Halfway into their trip, as the trio was making its way back to Johannesburg Airport on a two lane highway, the unthinkable happened. Vance says he saw a vehicle in their lane – trying to pass a line of 7 cars – and coming straight at them.
"Victor tries his best to go off the side of the road, but the tires catch on the gravel," Flores says.
"I got back on the road, but then I started fishtailing and we almost went onto oncoming traffic," Vance says.
Vance was able to steer the car off the road – away from traffic – and into a drainage ditch. Flores – who was sitting in the back seat – was taken to the hospital with minor injuries. Vance stayed behind with the damaged car.
"We did everything we were supposed to," says Vance. "I immediately started calling Hertz to alert them of [the accident]."
When a tow truck showed up at the scene, Vance says he asked if they were from Hertz and when they said ‘yes’, he signed over the car to them. He then headed to the hospital to meet up with Flores. Vance says he kept calling Hertz to ask for another vehicle.
"When we finally just got somebody on the phone, we said we need a car, what are you going to be doing for us? And the gentleman just said, ‘we’re not providing one’," says Vance.
They found another way to get around and continue on the trip. But when he returned home, Vance noticed a series of unexplained charges – for varying amounts – on his credit card. All of the charges came from Hertz.
"I can’t get any answers," Vance said.
That’s why he called NBC 6 Responds. Hertz US told us the charges are related to the accident. It turns out, the towing company that showed up at the scene was not authorized by Hertz to take the car.
"How am I supposed to know – in a foreign country – what I’m supposed to be looking for if you won’t give me any answers, any direction?" Vance said.

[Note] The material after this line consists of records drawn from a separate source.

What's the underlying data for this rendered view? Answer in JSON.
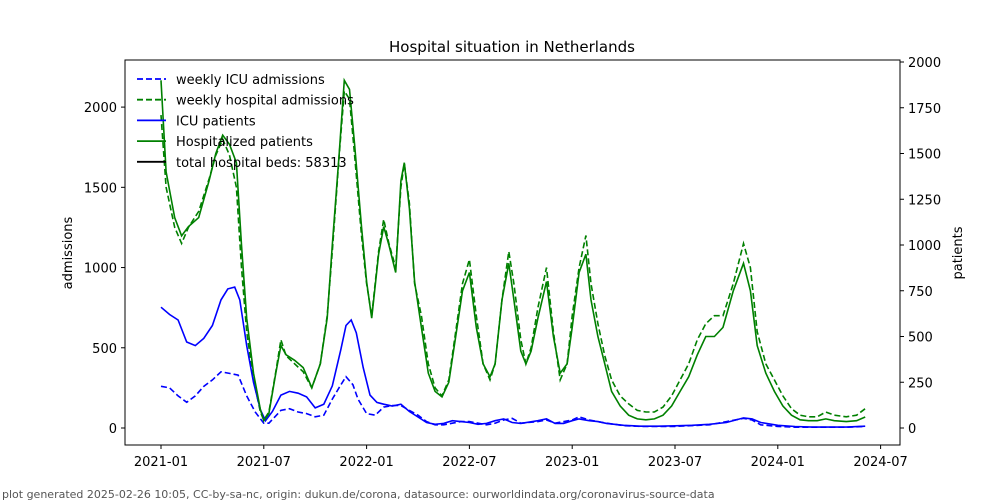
{
  "chart_data": {
    "type": "line",
    "title": "Hospital situation in Netherlands",
    "ylabel_left": "admissions",
    "ylabel_right": "patients",
    "ylim_left": [
      0,
      2250
    ],
    "ylim_right": [
      0,
      2000
    ],
    "x_unit": "months since 2021-01",
    "x_ticks": [
      0,
      6,
      12,
      18,
      24,
      30,
      36,
      42
    ],
    "x_tick_labels": [
      "2021-01",
      "2021-07",
      "2022-01",
      "2022-07",
      "2023-01",
      "2023-07",
      "2024-01",
      "2024-07"
    ],
    "y_left_ticks": [
      0,
      500,
      1000,
      1500,
      2000
    ],
    "y_right_ticks": [
      0,
      250,
      500,
      750,
      1000,
      1250,
      1500,
      1750,
      2000
    ],
    "legend": {
      "placement": "top-left",
      "entries": [
        "weekly ICU admissions",
        "weekly hospital admissions",
        "ICU patients",
        "Hospitalized patients",
        "total hospital beds: 58313"
      ]
    },
    "series": [
      {
        "name": "weekly ICU admissions",
        "axis": "left",
        "color": "#0000ff",
        "style": "dashed",
        "x": [
          0,
          0.5,
          1,
          1.5,
          2,
          2.5,
          3,
          3.5,
          4,
          4.5,
          5,
          5.5,
          6,
          6.3,
          7,
          7.5,
          8,
          8.5,
          9,
          9.5,
          10,
          10.5,
          10.8,
          11.2,
          11.5,
          12,
          12.5,
          13,
          13.5,
          14,
          14.5,
          15,
          15.5,
          16,
          16.5,
          17,
          17.5,
          18,
          18.5,
          19,
          19.5,
          20,
          20.5,
          21,
          22,
          22.5,
          23,
          24,
          24.4,
          25,
          25.5,
          26,
          27,
          28,
          29,
          30,
          31,
          32,
          33,
          34,
          34.5,
          35,
          36,
          37,
          38,
          39,
          40,
          41.1
        ],
        "values": [
          260,
          250,
          200,
          160,
          200,
          260,
          300,
          350,
          340,
          330,
          200,
          100,
          30,
          30,
          110,
          120,
          100,
          90,
          70,
          80,
          180,
          270,
          320,
          270,
          180,
          90,
          80,
          130,
          140,
          140,
          110,
          80,
          40,
          20,
          20,
          30,
          40,
          40,
          30,
          20,
          30,
          50,
          60,
          30,
          40,
          50,
          30,
          50,
          70,
          50,
          40,
          30,
          15,
          10,
          10,
          10,
          15,
          20,
          40,
          60,
          50,
          20,
          10,
          5,
          5,
          5,
          5,
          10
        ]
      },
      {
        "name": "weekly hospital admissions",
        "axis": "left",
        "color": "#008000",
        "style": "dashed",
        "x": [
          0,
          0.3,
          0.8,
          1.2,
          1.6,
          2.2,
          2.8,
          3.2,
          3.6,
          4,
          4.4,
          4.7,
          5,
          5.4,
          5.8,
          6,
          6.3,
          6.7,
          7,
          7.3,
          7.8,
          8.3,
          8.8,
          9.3,
          9.7,
          10,
          10.4,
          10.7,
          11,
          11.3,
          11.7,
          12,
          12.3,
          12.7,
          13,
          13.3,
          13.7,
          14,
          14.2,
          14.5,
          14.8,
          15.2,
          15.6,
          16,
          16.4,
          16.8,
          17.2,
          17.6,
          18,
          18.4,
          18.8,
          19.2,
          19.5,
          19.9,
          20.3,
          20.6,
          21,
          21.3,
          21.6,
          22,
          22.5,
          22.9,
          23.3,
          23.7,
          24,
          24.4,
          24.8,
          25.1,
          25.5,
          25.9,
          26.3,
          26.8,
          27.3,
          27.8,
          28.3,
          28.8,
          29.3,
          29.8,
          30.3,
          30.8,
          31.3,
          31.8,
          32.3,
          32.8,
          33.4,
          34,
          34.4,
          34.8,
          35.3,
          35.8,
          36.3,
          36.8,
          37.3,
          37.8,
          38.3,
          38.8,
          39.3,
          40,
          40.6,
          41.1
        ],
        "values": [
          1950,
          1500,
          1250,
          1150,
          1250,
          1350,
          1550,
          1700,
          1800,
          1700,
          1500,
          1000,
          600,
          300,
          100,
          50,
          100,
          350,
          550,
          450,
          400,
          350,
          250,
          400,
          700,
          1100,
          1700,
          2100,
          2050,
          1700,
          1200,
          900,
          700,
          1100,
          1300,
          1150,
          1000,
          1500,
          1650,
          1400,
          900,
          700,
          400,
          250,
          200,
          300,
          600,
          900,
          1050,
          700,
          400,
          300,
          400,
          800,
          1100,
          900,
          550,
          400,
          500,
          750,
          1000,
          600,
          300,
          400,
          700,
          1000,
          1200,
          900,
          650,
          450,
          300,
          200,
          150,
          110,
          100,
          100,
          130,
          200,
          300,
          400,
          550,
          650,
          700,
          700,
          900,
          1150,
          1000,
          600,
          400,
          300,
          200,
          120,
          80,
          70,
          70,
          100,
          80,
          70,
          80,
          120
        ]
      },
      {
        "name": "ICU patients",
        "axis": "right",
        "color": "#0000ff",
        "style": "solid",
        "x": [
          0,
          0.5,
          1,
          1.5,
          2,
          2.5,
          3,
          3.5,
          3.9,
          4.3,
          4.6,
          5,
          5.4,
          5.8,
          6.1,
          6.5,
          7,
          7.5,
          8,
          8.5,
          9,
          9.5,
          10,
          10.5,
          10.8,
          11.1,
          11.4,
          11.8,
          12.2,
          12.6,
          13,
          13.5,
          14,
          14.5,
          15,
          15.5,
          16,
          16.5,
          17,
          17.5,
          18,
          18.5,
          19,
          19.5,
          20,
          20.5,
          21,
          22,
          22.5,
          23,
          23.5,
          24,
          24.4,
          25,
          25.5,
          26,
          27,
          28,
          29,
          30,
          31,
          32,
          33,
          34,
          34.5,
          35,
          36,
          37,
          38,
          39,
          40,
          41.1
        ],
        "values": [
          660,
          620,
          590,
          470,
          450,
          490,
          560,
          700,
          760,
          770,
          700,
          450,
          250,
          100,
          40,
          90,
          180,
          200,
          190,
          170,
          110,
          130,
          230,
          430,
          560,
          590,
          520,
          330,
          180,
          140,
          130,
          120,
          130,
          90,
          60,
          30,
          20,
          25,
          40,
          35,
          30,
          20,
          25,
          40,
          50,
          30,
          25,
          40,
          50,
          25,
          25,
          40,
          50,
          40,
          35,
          25,
          15,
          10,
          10,
          12,
          15,
          20,
          30,
          55,
          50,
          30,
          15,
          8,
          5,
          5,
          5,
          10
        ]
      },
      {
        "name": "Hospitalized patients",
        "axis": "right",
        "color": "#008000",
        "style": "solid",
        "x": [
          0,
          0.3,
          0.8,
          1.2,
          1.6,
          2.2,
          2.8,
          3.2,
          3.6,
          4,
          4.4,
          4.7,
          5,
          5.4,
          5.8,
          6,
          6.3,
          6.7,
          7,
          7.3,
          7.8,
          8.3,
          8.8,
          9.3,
          9.7,
          10,
          10.4,
          10.7,
          11,
          11.3,
          11.7,
          12,
          12.3,
          12.7,
          13,
          13.3,
          13.7,
          14,
          14.2,
          14.5,
          14.8,
          15.2,
          15.6,
          16,
          16.4,
          16.8,
          17.2,
          17.6,
          18,
          18.4,
          18.8,
          19.2,
          19.5,
          19.9,
          20.3,
          20.6,
          21,
          21.3,
          21.6,
          22,
          22.5,
          22.9,
          23.3,
          23.7,
          24,
          24.4,
          24.8,
          25.1,
          25.5,
          25.9,
          26.3,
          26.8,
          27.3,
          27.8,
          28.3,
          28.8,
          29.3,
          29.8,
          30.3,
          30.8,
          31.3,
          31.8,
          32.3,
          32.8,
          33.4,
          34,
          34.4,
          34.8,
          35.3,
          35.8,
          36.3,
          36.8,
          37.3,
          37.8,
          38.3,
          38.8,
          39.3,
          40,
          40.6,
          41.1
        ],
        "values": [
          1900,
          1400,
          1150,
          1050,
          1100,
          1150,
          1350,
          1500,
          1600,
          1550,
          1450,
          1000,
          600,
          300,
          100,
          40,
          80,
          300,
          450,
          400,
          370,
          330,
          220,
          350,
          600,
          1000,
          1500,
          1900,
          1850,
          1550,
          1100,
          800,
          600,
          950,
          1100,
          1000,
          850,
          1350,
          1450,
          1200,
          800,
          550,
          300,
          200,
          170,
          250,
          500,
          750,
          850,
          550,
          350,
          280,
          350,
          700,
          900,
          700,
          420,
          350,
          420,
          600,
          800,
          500,
          300,
          350,
          550,
          850,
          950,
          700,
          500,
          350,
          200,
          120,
          70,
          50,
          45,
          50,
          70,
          120,
          200,
          280,
          400,
          500,
          500,
          550,
          750,
          900,
          750,
          450,
          300,
          200,
          120,
          70,
          45,
          40,
          40,
          50,
          40,
          35,
          40,
          60
        ]
      }
    ]
  },
  "footer": "plot generated 2025-02-26 10:05, CC-by-sa-nc, origin: dukun.de/corona, datasource: ourworldindata.org/coronavirus-source-data"
}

And even though he paid for all of those waivers, Hertz says they don’t cover damages in accidents "where no other vehicle, animal, object or person" is involved.
We sent them the police report Vance filed with authorities in South Africa, showing there was another vehicle involved. Hertz responded that "there must be physical contact" in order for the waivers to cover damage. The company goes on to say, "Hertz prides itself on delivering premium customer service at our locations across the globe, and we regret that Mr. Vance’s experience was not up to that standard."

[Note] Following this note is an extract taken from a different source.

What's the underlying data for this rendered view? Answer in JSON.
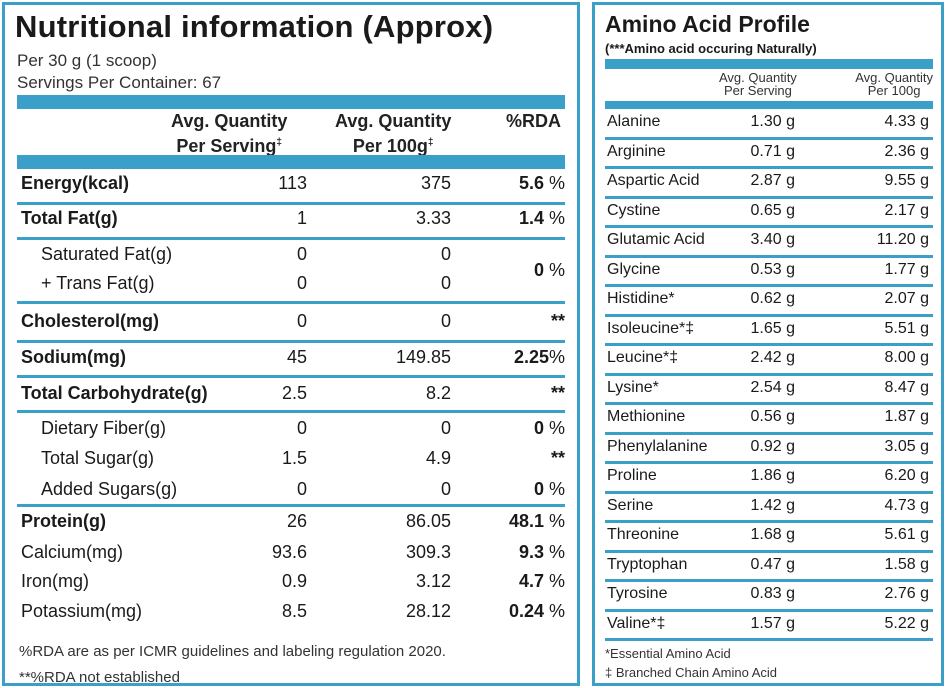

Hertz South Africa issued a credit for $1,000 – for the towing fees and the additional days Vance was charged while the vehicle was in storage. That credit was applied to the money Vance still owes, reducing his balance to $900.
If you’re signing up for damage waivers, make sure you read the fine print. You should also look at what kind of coverage you may get through your credit card, if you’re considering a car rental outside of the U.S.